Here’s my thing–I love literary and structural analysis like Linus loves his blankie. It fascinates me. It enhances my enjoyment of a show. But that kind of analysis demands–to some extent–an objective eye.
It’s a very, very different monster than speculation.
I can’t even begin to count the number of asks I get from people who say–here’s my theory and here’s a list of things I think point to it being true. And I can tell just by reading that the theory came first and then they went cherry picking for information to back it up.
That’s not how analysis works. You always need to analyze forward–never backward. But listen–I’m not here to be anyone’s dream killer or to rain on anyone’s parade. Speculation is fun and people should turn their imagination loose and see where it takes them.
But they also need to not lose sight of the fact that it’s just speculation. The story may very well go in a totally different direction.You can’t get so attached to your spec that if things don’t happen the way you theorized you consider them “wrong”.
And when I’m reading about specific lines or singular pieces of blocking being used to bolster a theory of where the story is headed–I’m sorry but no. That’s not how it works.You can’t cherry pick.
The piece has to be viewed as a whole.
So many times people jump to conclusions based on wildly broad parallels such as trying to equate Snow and Charming’s path to love with Hook and Emma’s.Since thus and such happened with characters A&B then it’ll be repeated with C&D. That’s a parallel. Well yes and no.
All fairy tale love stories are going to have certain points in common. That doesn’t make them parallel and it is certainly not an indicator of what’s to come.
You need to step back and look at larger thematic parallels to get an idea of where things are going.
Look people can have their opinions on what direction the show is headed in and they can be displeased and expound on the reasons why and that’s fine. You do you. But what makes me grind my teeth is their insistence that “it’s all right there on the screen.”
No, it isn’t. From a strictly structural viewpoint it isn’t.

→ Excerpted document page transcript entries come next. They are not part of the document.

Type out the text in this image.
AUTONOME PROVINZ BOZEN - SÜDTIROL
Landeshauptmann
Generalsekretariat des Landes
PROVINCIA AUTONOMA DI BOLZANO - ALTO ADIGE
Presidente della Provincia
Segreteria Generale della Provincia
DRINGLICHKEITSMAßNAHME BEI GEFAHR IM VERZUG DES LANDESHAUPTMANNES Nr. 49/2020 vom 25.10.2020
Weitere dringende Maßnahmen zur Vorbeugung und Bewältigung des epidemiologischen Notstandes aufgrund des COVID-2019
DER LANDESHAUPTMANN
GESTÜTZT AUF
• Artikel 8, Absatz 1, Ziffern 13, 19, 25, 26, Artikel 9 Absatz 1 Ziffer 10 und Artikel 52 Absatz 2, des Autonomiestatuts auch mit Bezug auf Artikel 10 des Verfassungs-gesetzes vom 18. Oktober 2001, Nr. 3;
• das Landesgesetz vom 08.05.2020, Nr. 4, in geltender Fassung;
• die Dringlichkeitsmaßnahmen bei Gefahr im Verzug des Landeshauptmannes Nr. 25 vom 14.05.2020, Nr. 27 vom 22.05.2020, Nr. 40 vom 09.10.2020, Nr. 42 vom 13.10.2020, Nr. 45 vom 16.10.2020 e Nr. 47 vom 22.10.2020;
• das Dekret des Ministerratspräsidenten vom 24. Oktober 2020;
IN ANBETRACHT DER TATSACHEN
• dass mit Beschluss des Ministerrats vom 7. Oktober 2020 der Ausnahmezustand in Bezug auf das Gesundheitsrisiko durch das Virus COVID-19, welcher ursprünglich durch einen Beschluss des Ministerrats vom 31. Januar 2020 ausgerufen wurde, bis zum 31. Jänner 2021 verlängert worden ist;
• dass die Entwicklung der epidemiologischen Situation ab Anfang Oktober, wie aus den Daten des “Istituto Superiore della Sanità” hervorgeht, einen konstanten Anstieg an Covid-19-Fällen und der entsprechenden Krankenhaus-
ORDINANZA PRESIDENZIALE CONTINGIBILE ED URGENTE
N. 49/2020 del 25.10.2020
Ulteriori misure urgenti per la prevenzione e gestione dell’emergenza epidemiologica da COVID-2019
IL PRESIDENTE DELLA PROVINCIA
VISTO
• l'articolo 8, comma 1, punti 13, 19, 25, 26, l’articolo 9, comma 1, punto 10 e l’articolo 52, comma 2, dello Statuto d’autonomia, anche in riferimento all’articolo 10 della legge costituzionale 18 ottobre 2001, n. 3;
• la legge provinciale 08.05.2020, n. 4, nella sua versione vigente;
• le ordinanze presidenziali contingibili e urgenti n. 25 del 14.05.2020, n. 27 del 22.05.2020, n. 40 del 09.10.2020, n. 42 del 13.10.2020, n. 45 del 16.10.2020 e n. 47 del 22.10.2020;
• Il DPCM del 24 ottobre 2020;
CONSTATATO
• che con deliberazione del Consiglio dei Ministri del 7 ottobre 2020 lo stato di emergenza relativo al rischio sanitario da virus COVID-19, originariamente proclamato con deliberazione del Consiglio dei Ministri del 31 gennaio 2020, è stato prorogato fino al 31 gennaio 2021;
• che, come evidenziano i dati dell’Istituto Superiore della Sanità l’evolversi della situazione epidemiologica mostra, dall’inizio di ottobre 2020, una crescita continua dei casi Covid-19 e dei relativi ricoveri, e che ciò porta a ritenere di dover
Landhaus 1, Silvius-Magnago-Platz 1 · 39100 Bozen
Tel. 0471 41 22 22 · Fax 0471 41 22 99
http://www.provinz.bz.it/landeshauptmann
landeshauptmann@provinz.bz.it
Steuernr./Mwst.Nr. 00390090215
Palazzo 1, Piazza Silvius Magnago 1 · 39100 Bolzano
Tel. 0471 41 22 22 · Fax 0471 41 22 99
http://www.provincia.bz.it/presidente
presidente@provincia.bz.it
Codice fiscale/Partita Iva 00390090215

I understand frustration with a storyline. I feel it all the time myself. But that doesn’t mean I can’t still look at what’s onscreen and see what path the writers and creatives are on. Just because I might not like the way a certain storyline is progressing doesn’t mean the characters are acting OOC and the writers have suddenly lost their talent or gotten their hate on.
What I see being bandied about regarding the marginalization of Hook is just not supportable by the evidence on the screen. 
OUAT is an ensemble drama. The nature of ensemble drama is that most of the characters are going to alternate between front and back burner storylines. Everyone does their turn as the exposition fairy. Everyone gets a turn to serve as counterpoint. It’s the nature of drama.
I’d happily tune in every week and watch the Captain Swan show for an hour but that’s not what this show is about.
But if you can’t look at Captain Swan and see that it is the equivalent of shipper Nirvana and that very few other ships have it as good–or have ever had it as good–man I don’t know. And if you don’t believe the genuine affection A&E have for the characters of Hook and Emma is visible onscreen–I just don’t get it.
That’s just my opinion though. As we used to say back in day–your mileage may vary.